Thermoelectric (TE) materials manifest themselves to enable direct conversion of temperature differences to electric power and vice versa. Though remarkable advances have been achieved in the past decades for various TE systems, the energy conversion efficiency of TE devices, which is characterized by a dimensionless figure-of-merit (ZT = S2σT/(κel + κph)), generally remains a poor factor that severely limits TE devices' competitiveness and range of employment. The bottleneck for substantially boosting the ZT coefficient lies in the strong interdependence of the physical parameters involved in electronic (S and σ, and κel) and phononic (κph) transport. Herein, we propose a new strategy of incorporating nanotwinned structures to decouple electronic and phononic transport.
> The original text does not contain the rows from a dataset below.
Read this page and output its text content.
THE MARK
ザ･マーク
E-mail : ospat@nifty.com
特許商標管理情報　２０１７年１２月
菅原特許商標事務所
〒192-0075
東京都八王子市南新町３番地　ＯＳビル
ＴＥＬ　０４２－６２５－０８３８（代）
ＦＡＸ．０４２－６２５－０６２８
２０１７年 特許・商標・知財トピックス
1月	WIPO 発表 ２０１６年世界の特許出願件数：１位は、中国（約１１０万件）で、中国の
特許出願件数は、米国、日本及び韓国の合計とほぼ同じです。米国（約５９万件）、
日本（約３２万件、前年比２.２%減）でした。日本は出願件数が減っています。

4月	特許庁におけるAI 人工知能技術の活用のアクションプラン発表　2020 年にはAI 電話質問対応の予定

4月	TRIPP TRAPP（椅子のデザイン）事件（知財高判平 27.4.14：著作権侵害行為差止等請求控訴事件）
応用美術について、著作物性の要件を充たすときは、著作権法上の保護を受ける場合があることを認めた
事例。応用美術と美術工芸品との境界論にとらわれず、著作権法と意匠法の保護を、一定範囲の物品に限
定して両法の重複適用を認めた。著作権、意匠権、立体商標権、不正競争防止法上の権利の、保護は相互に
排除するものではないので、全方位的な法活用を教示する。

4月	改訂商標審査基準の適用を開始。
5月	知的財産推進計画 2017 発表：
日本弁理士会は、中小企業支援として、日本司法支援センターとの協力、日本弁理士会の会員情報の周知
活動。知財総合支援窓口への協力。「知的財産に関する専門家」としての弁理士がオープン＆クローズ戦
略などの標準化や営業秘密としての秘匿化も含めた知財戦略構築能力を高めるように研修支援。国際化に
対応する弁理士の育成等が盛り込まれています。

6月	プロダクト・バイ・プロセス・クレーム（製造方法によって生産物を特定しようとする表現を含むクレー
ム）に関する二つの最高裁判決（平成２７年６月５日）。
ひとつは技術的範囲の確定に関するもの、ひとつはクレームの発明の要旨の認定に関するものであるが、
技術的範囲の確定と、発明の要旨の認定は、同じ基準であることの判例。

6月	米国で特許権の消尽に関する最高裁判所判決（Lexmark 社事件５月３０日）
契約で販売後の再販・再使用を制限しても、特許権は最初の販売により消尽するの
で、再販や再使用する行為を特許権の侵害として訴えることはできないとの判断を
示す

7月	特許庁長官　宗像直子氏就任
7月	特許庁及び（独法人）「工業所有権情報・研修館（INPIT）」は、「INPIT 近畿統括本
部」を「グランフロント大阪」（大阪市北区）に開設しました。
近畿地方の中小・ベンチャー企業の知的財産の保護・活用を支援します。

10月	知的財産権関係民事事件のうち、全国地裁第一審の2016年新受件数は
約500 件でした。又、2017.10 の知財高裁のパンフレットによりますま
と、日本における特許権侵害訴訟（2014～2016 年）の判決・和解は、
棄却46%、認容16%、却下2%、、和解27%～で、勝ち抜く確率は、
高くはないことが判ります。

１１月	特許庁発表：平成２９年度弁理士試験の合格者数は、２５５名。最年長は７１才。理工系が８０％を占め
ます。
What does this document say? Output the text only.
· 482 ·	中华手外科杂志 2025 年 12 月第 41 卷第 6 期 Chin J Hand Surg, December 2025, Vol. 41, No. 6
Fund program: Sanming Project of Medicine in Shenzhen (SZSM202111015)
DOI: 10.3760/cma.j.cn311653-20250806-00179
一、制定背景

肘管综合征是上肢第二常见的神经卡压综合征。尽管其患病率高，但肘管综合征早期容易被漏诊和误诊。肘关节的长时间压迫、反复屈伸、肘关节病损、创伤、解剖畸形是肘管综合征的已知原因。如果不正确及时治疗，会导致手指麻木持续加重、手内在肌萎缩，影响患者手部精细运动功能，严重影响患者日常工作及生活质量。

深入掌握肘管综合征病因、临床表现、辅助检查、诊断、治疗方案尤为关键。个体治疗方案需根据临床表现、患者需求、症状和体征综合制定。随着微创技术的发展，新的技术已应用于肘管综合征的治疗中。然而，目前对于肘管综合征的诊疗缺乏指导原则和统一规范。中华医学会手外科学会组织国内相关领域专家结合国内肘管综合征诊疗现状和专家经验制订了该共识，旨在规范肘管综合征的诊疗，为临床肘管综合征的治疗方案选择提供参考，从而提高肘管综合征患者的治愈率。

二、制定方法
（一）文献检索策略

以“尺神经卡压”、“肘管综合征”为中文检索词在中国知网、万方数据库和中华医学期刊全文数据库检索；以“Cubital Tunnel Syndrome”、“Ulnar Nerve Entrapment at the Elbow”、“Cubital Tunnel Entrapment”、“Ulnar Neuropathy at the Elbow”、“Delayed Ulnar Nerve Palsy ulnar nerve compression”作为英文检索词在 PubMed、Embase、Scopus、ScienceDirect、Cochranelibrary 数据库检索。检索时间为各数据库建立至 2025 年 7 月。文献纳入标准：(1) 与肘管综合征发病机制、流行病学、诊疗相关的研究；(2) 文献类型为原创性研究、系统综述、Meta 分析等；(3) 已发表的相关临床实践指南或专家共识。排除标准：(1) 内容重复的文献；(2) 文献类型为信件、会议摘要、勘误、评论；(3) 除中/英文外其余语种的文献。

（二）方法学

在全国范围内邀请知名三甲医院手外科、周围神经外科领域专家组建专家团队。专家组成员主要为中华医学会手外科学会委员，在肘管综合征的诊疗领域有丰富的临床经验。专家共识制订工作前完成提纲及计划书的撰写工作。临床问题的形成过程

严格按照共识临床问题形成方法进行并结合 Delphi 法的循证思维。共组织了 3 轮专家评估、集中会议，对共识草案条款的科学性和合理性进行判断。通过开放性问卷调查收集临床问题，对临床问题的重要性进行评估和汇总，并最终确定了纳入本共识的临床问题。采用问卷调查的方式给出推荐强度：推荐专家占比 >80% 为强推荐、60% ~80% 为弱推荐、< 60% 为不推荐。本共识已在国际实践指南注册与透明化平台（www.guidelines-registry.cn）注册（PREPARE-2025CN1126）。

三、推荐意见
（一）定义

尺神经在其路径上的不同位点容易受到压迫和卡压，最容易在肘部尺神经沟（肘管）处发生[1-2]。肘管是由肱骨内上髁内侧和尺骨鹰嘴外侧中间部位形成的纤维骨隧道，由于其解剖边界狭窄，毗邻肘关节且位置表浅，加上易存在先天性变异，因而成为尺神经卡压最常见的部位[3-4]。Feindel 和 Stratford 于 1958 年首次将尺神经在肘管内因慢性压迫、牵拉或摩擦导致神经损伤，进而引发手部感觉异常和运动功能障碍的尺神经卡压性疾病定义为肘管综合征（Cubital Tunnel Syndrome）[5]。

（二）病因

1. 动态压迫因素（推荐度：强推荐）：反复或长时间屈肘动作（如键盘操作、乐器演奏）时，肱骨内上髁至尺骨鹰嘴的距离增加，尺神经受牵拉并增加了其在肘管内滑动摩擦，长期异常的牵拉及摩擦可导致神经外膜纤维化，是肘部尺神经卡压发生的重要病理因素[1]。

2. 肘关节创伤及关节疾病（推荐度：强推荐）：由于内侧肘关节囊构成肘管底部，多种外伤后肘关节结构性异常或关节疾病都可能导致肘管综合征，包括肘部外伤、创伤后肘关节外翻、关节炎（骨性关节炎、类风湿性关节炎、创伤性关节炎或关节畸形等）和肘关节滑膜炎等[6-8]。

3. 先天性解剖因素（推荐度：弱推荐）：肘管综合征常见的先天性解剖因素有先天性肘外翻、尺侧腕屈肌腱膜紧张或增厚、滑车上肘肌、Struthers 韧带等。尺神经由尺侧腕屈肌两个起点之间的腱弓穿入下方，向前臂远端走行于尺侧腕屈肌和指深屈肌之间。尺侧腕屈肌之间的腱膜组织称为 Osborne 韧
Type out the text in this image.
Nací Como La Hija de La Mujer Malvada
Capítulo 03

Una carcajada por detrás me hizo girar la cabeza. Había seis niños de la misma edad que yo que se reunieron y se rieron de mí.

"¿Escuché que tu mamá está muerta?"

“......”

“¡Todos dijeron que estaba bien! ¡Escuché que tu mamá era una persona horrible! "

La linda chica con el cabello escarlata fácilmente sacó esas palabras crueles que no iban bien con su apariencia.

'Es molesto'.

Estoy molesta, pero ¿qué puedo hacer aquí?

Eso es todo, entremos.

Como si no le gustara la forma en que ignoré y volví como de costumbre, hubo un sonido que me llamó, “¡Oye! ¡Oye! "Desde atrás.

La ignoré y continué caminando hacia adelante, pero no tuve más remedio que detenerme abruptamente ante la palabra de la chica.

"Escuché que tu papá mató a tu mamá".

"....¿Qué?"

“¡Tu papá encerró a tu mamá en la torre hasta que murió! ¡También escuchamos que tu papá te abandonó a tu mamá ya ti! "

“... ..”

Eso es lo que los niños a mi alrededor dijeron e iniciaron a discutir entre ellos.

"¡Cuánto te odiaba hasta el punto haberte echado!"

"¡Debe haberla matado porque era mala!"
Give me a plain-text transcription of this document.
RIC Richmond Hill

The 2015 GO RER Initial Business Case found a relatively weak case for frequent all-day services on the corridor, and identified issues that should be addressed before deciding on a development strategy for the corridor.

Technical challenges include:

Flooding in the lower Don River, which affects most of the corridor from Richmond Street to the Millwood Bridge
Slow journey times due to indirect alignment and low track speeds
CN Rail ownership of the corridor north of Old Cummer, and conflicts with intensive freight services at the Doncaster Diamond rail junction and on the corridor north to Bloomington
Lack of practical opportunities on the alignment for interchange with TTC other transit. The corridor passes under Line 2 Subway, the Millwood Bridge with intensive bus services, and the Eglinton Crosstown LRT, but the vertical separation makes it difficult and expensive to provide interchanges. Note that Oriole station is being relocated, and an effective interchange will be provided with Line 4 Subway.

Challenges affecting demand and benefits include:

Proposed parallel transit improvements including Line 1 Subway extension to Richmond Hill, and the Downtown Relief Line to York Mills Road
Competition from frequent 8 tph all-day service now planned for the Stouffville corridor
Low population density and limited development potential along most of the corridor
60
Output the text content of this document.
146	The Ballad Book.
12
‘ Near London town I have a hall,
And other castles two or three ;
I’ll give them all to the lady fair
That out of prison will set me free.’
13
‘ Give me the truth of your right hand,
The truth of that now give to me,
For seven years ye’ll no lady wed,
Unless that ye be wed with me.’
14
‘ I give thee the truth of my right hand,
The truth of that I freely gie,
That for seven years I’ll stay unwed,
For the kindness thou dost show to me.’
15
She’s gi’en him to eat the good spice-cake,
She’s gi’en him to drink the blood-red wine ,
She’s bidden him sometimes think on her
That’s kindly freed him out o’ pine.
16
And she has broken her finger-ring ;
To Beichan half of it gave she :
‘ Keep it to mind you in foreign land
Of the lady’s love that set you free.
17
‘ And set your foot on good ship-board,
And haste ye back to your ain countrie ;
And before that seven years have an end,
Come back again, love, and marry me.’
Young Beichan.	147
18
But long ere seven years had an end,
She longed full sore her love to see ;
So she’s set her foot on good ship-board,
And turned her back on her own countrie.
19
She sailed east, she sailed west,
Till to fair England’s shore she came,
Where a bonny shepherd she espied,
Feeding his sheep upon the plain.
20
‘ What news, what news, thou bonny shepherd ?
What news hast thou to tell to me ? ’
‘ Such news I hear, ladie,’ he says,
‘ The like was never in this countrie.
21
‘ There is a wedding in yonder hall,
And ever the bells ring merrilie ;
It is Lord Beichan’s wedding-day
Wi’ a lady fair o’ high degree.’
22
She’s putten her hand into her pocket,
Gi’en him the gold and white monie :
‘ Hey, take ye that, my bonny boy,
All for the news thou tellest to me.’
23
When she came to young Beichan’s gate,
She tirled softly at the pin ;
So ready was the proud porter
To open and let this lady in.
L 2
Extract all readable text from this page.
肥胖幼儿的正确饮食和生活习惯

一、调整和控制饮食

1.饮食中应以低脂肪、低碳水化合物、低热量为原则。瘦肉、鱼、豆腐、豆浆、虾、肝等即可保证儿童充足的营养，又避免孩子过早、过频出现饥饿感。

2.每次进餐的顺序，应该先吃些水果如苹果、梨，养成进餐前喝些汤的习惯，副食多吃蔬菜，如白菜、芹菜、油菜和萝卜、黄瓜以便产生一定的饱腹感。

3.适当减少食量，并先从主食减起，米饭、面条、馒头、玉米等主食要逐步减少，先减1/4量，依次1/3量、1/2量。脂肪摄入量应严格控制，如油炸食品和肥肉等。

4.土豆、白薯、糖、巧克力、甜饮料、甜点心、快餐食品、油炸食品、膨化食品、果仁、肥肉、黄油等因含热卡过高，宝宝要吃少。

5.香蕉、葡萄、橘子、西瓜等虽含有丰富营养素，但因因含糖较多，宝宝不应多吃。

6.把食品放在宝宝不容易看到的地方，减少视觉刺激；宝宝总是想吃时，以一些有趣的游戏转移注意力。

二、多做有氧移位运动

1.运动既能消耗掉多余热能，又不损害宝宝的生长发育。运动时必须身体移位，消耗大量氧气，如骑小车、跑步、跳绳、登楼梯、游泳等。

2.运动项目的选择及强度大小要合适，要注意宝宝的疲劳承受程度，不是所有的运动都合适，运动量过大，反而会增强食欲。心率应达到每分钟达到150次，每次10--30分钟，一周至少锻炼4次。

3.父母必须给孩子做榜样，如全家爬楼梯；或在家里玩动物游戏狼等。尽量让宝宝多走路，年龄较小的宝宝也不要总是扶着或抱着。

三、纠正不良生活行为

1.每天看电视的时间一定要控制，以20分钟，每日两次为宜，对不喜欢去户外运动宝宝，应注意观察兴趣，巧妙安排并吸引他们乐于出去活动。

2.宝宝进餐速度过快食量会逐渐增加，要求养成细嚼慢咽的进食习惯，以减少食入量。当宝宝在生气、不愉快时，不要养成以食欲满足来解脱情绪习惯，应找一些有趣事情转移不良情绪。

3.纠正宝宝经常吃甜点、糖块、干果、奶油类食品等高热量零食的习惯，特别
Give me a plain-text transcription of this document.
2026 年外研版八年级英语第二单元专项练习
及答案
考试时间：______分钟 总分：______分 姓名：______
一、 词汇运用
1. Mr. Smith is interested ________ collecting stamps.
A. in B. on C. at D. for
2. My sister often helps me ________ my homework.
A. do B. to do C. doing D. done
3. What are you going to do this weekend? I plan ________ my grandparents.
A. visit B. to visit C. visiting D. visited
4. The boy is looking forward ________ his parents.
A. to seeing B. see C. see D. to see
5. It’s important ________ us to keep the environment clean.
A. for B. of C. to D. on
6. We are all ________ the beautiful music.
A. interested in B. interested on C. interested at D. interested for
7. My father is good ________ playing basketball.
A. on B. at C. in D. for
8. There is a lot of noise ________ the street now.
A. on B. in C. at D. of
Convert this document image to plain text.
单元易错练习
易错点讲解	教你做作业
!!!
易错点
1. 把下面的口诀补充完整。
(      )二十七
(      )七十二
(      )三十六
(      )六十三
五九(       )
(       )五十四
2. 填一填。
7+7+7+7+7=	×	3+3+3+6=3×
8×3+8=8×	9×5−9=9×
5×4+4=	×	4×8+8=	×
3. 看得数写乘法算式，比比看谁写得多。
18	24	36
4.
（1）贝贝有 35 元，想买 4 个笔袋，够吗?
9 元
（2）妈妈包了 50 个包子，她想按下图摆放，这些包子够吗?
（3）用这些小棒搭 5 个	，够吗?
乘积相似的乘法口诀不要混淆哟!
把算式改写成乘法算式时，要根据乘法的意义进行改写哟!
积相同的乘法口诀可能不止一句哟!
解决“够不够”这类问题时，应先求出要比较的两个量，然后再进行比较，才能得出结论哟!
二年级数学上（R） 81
Combining the new concept of nanotwinned structures with the previously widely used nanocrystalline approach, the power factor of the nanotwin-nanocrystalline Si heterostructures is enhanced by 120% compared to that of bulk crystalline Si, while the lattice thermal conductivity is reduced to a level well below the amorphous limit, yielding a theoretical limit of 0.52 and 0.9 for ZT coefficient at room temperature and 1100 K, respectively. This value is almost two orders of magnitude larger than that for bulk Si and twice that for polycrystalline Si. Even for the experimentally obtained nanotwin-nanocrystalline heterostructures (e.g. grain size of 5 nm), the ZT coefficient can be as high as 0.26 at room temperature and 0.7 at 1100 K, which is the highest ZT value among all Si-based bulk nanostructures found thus far. Such substantial improvement stems from two aspects: (1) the improvement in the power factor is caused due to an increase in the Seebeck coefficient (degeneracy of the band valley) and the enhancement of electrical conductivity (the reduction of the effective band mass) and (2) the significant reduction of the lattice thermal conductivity is mainly caused due to the extremely strong phonon-grain boundary and phonon-twin boundary scattering. Our results suggest that nanotwinned structures are excellent building blocks for enhancing TE performance in diamond-like semiconductors, and our study provides a new strategy for the innovative development of other TE materials.